Modeling of non-isothermal elastic-plastic behavior of reinforced shallow shells in the framework of a refined bending theory

The dynamic problem of non-isothermal and inelastic deformation of flexible shallow multidirectionally reinforced shells is formulated in the frameworks of the refined theory of bending. The temperature is approximated by a 7th order polynomial over the thickness of constructions. The geometric nonlinearity of the problem is modeled by the Karman approximation. The solution of the formulated coupled nonlinear two-dimensional problem is obtained using an explicit numerical scheme. The thermo-elastic-plastic response of fiberglass and metal-composite cylindrical elongated panels with an orthogonal reinforcement structure, loaded frontally with an air blast wave, has been studied. It is shown that, unlike reinforced plates similar in structure and characteristic dimensions, shallow shells under intense short-term loading must be calculated taking into account the occurrence of temperature fields in them.

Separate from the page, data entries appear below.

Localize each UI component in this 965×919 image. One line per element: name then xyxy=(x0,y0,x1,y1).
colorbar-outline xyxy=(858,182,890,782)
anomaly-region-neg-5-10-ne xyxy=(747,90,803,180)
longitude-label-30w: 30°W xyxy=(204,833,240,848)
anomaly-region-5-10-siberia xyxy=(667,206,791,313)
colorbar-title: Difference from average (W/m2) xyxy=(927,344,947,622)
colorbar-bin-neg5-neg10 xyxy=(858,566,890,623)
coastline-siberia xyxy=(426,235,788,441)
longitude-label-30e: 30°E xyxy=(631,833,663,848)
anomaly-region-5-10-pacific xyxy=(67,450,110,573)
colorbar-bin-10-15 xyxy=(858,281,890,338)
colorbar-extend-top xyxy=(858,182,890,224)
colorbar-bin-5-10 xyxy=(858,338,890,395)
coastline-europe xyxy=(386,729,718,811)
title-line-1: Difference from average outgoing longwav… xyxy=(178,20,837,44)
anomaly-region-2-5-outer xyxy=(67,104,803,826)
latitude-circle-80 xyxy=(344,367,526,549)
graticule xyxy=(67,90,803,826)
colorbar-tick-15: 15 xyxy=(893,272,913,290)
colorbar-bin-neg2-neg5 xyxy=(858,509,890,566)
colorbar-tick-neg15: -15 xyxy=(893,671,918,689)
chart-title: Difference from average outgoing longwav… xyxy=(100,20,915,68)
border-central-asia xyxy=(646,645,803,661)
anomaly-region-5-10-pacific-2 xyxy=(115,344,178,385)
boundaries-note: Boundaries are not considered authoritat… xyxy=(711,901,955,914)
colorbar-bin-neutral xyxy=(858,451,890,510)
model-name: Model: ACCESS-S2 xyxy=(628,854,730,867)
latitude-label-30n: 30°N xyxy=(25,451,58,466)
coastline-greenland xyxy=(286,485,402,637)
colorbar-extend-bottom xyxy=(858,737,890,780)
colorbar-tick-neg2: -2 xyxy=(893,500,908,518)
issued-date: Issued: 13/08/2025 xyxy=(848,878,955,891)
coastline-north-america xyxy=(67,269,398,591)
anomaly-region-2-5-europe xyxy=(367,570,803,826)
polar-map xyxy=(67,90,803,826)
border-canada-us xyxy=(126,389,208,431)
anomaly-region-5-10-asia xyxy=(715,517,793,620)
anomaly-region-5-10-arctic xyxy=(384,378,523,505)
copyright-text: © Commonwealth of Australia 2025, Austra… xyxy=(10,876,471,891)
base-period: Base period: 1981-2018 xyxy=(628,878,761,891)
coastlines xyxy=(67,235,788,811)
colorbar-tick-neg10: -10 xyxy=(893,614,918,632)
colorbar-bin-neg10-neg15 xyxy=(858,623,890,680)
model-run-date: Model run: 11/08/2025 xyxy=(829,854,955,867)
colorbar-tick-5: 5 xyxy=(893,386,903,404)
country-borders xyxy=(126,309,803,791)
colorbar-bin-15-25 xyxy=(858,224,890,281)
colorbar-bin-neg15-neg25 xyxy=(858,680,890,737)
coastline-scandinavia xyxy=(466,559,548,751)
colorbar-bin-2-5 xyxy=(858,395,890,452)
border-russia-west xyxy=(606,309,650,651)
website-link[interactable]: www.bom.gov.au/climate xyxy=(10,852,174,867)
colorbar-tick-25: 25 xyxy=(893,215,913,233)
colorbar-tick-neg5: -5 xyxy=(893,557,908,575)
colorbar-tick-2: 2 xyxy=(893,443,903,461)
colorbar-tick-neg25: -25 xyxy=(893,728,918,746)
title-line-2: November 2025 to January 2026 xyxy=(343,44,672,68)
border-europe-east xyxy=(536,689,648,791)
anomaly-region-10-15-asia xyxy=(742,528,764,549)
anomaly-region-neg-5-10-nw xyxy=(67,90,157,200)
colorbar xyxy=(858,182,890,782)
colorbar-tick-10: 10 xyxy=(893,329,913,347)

In this case, the refined theory of bending of curved panels should be used instead of the simplified version (the non-classical theory of Ambartsumyan). The temperature increment at separate points of shallow fiberglass shells can reach 14–34 \textcelsius, and in similar metal-composite panels can reach 50–150 \textcelsius. Cylindrical shallow shells are more intensively deformed when they are loaded by an air blast wave from the side of a convex front surface.